What is it that you really want from a Caregiver?

Someone who loves your quirkiness so much that they stop doing other things they wanted to do and choose to sit down with you and cuddle you while you watch cartoons? That’s an emotional expression of love.

Someone who loves you so much that they think about your happiness first and foremost so they go out of their way to prepare you foods and snacks that are your favorites? That’s an emotional expression of love.

Someone who loves you so much that they only want you to be healthy so they dedicate special time to creating you a schedule or rules, and spend their own energy monitoring you to help you stay on track so that you can be happy? That’s an emotional expression of love.

Someone that will help baby you and treat you as their child, and make you feel special because they give you cues that mean they love when you’re acting like their child? That’s an emotional expression of love.

Someone who sets aside time to spend with you while you express yourself in a way that other people don’t normally get to see from you? That’s an emotional expression of love.

Someone who will emotionally support you? That’s an emotional expression of love.

For someone to act like they love you, but not actually love you? :derp:

Emotional-based friends-with-benefits doesn’t exist. That negates the entire notion of getting “more perks” from a person deemed “just a friend” without having to give more emotional care and form a closer attachment.

CGL is intimate. There is an attachment. There is a special bond.

It’s deeper than having a friend hang out with you on Friday nights. It’s deeper than having a friend be a listener when you want to rant about what’s got you down. It’s not roleplay when you’re bored and want someone to amuse you in a game of acting and fantasy. It’s a bond incomparable to a friendship.

CGL relationships are all about love. All about feelings! The CGL portion is only an addition onto your romantic relationship. A little ideally feels very special, protected, highly prioritized, and loved by their Caregiver. A Caregiver ideally feels very special, absolutely irreplaceable, needed above all others, and loved most by their Little. CGL is clearly an emotional exchange.

Platonic CGL does not actually, realistically exist in the sense that people may hope. If you don’t have that special, loving emotional bond then why would someone emotionally dedicate themselves to you, prioritizing you, and making you feel special?
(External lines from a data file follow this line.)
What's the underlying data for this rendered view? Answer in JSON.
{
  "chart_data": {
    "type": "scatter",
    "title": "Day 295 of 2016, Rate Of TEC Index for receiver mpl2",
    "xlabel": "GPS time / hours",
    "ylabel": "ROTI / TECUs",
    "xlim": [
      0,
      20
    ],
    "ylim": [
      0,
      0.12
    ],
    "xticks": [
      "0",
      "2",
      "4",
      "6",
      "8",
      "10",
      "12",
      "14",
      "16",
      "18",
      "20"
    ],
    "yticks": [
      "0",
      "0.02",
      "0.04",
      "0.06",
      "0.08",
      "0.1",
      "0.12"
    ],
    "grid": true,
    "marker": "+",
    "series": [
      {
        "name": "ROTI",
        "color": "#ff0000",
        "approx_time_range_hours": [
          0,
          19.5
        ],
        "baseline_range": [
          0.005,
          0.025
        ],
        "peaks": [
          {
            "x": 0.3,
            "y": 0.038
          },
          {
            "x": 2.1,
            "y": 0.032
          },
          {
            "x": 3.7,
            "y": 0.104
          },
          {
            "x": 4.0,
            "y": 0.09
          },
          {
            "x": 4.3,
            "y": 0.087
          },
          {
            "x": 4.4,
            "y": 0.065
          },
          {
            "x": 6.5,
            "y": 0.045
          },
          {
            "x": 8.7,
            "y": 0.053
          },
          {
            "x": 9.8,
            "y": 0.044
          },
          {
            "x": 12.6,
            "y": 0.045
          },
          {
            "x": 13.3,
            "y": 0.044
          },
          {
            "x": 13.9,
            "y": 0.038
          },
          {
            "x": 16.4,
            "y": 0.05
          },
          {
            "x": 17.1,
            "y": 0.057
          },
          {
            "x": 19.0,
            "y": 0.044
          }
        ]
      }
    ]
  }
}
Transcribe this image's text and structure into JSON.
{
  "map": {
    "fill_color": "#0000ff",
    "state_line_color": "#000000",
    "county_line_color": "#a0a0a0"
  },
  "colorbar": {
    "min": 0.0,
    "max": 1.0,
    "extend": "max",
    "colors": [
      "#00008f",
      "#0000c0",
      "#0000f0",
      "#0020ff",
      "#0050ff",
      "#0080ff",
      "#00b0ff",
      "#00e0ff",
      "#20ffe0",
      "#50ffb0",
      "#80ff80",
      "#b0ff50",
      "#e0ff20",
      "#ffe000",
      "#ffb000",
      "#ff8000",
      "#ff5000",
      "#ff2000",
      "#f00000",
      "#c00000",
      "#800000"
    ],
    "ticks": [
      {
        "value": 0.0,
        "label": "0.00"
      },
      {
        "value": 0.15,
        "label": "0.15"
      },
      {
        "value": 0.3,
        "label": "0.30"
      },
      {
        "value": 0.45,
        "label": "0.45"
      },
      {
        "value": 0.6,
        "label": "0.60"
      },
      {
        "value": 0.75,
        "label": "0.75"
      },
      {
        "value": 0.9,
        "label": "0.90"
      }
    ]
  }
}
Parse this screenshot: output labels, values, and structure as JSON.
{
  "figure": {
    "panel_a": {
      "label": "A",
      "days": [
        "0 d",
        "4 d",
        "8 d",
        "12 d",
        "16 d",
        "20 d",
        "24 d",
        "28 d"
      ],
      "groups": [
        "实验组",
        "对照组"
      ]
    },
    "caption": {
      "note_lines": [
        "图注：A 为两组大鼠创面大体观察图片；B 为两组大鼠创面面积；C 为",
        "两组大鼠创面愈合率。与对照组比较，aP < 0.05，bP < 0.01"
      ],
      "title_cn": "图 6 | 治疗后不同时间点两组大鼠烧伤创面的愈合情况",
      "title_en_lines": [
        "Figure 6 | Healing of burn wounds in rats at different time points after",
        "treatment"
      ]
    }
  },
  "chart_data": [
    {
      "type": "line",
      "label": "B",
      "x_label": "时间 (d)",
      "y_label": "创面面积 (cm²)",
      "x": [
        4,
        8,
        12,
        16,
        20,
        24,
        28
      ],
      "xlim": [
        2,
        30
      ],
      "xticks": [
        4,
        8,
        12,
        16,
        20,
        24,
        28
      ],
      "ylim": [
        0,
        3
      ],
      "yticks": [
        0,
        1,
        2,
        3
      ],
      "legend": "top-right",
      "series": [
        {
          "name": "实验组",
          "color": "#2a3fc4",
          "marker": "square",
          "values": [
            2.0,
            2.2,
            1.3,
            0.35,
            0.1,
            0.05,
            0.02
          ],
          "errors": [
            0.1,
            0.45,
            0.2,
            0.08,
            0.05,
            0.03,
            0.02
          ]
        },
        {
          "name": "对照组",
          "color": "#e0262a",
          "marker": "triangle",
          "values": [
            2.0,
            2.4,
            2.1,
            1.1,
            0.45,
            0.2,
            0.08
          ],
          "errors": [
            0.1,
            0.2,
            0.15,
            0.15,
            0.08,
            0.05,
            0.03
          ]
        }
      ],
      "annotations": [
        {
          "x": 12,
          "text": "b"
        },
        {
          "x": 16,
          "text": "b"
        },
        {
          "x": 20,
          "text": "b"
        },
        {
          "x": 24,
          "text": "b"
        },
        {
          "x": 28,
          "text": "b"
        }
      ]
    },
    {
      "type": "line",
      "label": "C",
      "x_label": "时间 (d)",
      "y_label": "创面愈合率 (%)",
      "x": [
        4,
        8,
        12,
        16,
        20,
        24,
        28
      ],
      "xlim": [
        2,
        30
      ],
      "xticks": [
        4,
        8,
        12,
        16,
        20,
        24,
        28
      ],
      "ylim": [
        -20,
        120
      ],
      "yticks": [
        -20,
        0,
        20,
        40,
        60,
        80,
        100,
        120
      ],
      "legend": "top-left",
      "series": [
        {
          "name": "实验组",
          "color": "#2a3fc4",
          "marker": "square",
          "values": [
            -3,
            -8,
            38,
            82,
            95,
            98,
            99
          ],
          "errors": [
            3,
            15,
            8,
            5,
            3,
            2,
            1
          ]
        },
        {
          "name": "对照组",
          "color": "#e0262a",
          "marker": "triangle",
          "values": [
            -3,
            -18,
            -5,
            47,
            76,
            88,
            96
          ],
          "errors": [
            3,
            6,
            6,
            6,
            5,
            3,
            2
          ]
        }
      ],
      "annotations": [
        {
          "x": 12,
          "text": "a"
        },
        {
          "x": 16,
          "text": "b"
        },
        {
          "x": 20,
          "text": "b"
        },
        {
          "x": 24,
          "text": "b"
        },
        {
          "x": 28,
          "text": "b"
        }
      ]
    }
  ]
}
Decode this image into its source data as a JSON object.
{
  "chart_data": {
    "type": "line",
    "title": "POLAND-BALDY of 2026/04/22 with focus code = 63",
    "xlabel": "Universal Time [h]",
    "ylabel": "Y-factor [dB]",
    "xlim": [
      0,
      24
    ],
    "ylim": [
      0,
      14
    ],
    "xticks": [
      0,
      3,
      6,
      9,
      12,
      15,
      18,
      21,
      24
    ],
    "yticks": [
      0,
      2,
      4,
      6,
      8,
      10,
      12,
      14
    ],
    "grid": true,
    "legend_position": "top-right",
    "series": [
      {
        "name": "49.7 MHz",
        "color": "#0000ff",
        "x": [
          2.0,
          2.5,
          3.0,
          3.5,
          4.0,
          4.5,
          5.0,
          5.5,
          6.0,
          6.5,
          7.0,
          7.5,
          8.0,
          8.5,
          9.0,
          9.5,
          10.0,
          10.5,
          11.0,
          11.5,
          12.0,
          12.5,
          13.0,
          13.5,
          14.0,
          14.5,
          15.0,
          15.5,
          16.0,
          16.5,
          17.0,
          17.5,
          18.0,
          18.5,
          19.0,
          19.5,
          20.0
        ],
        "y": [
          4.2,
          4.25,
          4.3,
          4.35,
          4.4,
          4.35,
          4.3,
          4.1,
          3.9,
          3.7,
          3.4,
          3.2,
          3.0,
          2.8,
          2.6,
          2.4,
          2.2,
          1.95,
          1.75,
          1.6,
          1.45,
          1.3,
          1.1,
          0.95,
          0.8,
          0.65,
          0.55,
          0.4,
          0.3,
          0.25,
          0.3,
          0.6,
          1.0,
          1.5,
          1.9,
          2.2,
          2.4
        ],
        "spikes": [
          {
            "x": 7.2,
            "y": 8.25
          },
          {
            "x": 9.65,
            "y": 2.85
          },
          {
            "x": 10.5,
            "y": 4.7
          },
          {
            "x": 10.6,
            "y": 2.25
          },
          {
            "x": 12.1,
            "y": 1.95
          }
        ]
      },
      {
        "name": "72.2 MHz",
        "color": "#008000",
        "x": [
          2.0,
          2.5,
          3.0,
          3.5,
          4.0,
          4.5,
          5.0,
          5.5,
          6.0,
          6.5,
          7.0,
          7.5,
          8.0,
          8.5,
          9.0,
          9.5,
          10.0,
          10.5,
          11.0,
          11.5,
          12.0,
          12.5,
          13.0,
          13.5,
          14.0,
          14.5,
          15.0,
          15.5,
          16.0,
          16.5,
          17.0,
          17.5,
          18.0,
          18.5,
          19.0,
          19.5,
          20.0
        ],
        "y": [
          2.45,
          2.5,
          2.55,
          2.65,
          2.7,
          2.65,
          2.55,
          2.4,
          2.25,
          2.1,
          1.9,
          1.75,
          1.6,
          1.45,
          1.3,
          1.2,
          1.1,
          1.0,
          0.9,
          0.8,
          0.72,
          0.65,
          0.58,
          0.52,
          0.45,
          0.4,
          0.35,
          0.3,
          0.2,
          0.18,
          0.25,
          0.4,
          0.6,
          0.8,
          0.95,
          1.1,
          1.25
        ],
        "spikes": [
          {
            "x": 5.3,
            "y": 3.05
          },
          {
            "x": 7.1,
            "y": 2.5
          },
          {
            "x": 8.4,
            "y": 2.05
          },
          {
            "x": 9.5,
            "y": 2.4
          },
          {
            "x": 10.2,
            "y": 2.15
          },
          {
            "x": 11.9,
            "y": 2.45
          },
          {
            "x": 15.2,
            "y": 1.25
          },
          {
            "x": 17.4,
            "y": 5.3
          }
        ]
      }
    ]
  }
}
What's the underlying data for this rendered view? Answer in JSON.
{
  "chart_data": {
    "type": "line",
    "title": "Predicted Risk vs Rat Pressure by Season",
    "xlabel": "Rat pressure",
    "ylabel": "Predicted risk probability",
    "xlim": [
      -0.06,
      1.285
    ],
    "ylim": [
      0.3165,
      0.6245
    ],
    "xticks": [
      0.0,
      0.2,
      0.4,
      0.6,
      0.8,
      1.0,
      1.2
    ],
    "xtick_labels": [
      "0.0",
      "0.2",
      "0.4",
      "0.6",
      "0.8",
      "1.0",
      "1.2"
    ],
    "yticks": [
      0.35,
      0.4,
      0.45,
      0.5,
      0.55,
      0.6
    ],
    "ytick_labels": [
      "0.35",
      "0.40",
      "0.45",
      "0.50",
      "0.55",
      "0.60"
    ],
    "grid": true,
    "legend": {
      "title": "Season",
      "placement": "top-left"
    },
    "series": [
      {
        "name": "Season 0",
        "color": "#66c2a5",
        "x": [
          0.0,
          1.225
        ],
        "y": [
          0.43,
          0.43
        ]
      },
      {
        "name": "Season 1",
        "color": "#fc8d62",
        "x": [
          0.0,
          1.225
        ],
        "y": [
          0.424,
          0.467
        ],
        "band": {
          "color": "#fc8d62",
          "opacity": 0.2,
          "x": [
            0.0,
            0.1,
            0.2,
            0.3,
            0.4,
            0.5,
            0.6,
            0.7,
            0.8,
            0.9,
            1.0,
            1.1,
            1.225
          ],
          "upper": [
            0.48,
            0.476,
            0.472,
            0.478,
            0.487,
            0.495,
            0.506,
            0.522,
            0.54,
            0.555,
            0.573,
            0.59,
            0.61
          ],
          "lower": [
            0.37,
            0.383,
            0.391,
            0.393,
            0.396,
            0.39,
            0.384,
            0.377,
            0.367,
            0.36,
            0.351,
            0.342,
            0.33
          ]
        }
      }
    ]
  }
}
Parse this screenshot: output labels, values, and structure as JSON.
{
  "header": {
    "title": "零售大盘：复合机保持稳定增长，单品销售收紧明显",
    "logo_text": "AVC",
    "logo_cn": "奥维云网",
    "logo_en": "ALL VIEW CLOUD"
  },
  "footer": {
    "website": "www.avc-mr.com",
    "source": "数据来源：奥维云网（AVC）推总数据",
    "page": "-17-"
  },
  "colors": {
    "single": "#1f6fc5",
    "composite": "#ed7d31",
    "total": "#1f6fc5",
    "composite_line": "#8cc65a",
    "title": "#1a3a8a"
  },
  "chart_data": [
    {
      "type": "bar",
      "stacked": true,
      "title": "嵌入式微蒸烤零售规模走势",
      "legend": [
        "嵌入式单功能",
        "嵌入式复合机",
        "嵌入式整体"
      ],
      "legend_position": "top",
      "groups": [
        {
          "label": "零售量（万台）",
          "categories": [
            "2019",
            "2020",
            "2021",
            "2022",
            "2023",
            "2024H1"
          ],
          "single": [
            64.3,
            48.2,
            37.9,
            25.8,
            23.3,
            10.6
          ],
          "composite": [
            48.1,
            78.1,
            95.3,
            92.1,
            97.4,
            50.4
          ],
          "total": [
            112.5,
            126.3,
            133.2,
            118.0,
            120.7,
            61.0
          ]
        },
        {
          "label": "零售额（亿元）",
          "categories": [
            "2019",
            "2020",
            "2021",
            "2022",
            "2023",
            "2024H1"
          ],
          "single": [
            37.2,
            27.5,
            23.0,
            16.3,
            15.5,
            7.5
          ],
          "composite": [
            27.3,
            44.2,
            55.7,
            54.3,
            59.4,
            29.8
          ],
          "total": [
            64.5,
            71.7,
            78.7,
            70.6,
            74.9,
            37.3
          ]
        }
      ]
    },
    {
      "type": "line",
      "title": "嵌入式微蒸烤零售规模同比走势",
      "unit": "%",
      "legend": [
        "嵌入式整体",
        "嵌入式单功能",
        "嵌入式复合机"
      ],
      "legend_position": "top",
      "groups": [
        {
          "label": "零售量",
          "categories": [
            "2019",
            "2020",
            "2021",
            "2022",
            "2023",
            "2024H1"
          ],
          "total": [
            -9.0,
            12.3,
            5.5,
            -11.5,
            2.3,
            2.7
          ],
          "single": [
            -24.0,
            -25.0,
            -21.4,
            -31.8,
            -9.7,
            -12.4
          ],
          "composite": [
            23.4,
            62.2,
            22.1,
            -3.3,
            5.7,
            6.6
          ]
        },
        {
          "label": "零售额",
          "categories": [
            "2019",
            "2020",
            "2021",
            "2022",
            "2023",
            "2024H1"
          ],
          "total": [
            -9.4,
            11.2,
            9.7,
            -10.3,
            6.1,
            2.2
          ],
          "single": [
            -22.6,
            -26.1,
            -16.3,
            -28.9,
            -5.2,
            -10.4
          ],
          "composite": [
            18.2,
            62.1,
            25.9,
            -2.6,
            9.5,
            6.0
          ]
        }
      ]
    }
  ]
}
How do you pretend to love someone, and how do you actually feel loved if you know the other person is only pretending?

Littles don’t need a Caregiver to be able to have a good time in their regression. You won’t miss out by not having your partner participate when you regress. Truthfully, nobody but yourself can help you be or feel little, if that’s who you are.
You either are a little or you’re not. You either want to express these things to or in front of someone or you don’t. The other person realistically has nothing to do with your personality or choices in expressions of it.

Aside, there’s nothing wrong with carrying out a polyamorous relationship, where you have 2 or more partners that you share love and intimacy with regularly. You can have two boyfriends, one of which is your Caregiver, or a boyfriend and a girlfriend, who is also your Caregiver. That may be something to discuss with your current partner if you really want to pursue having the love and devotion of a Caregiver.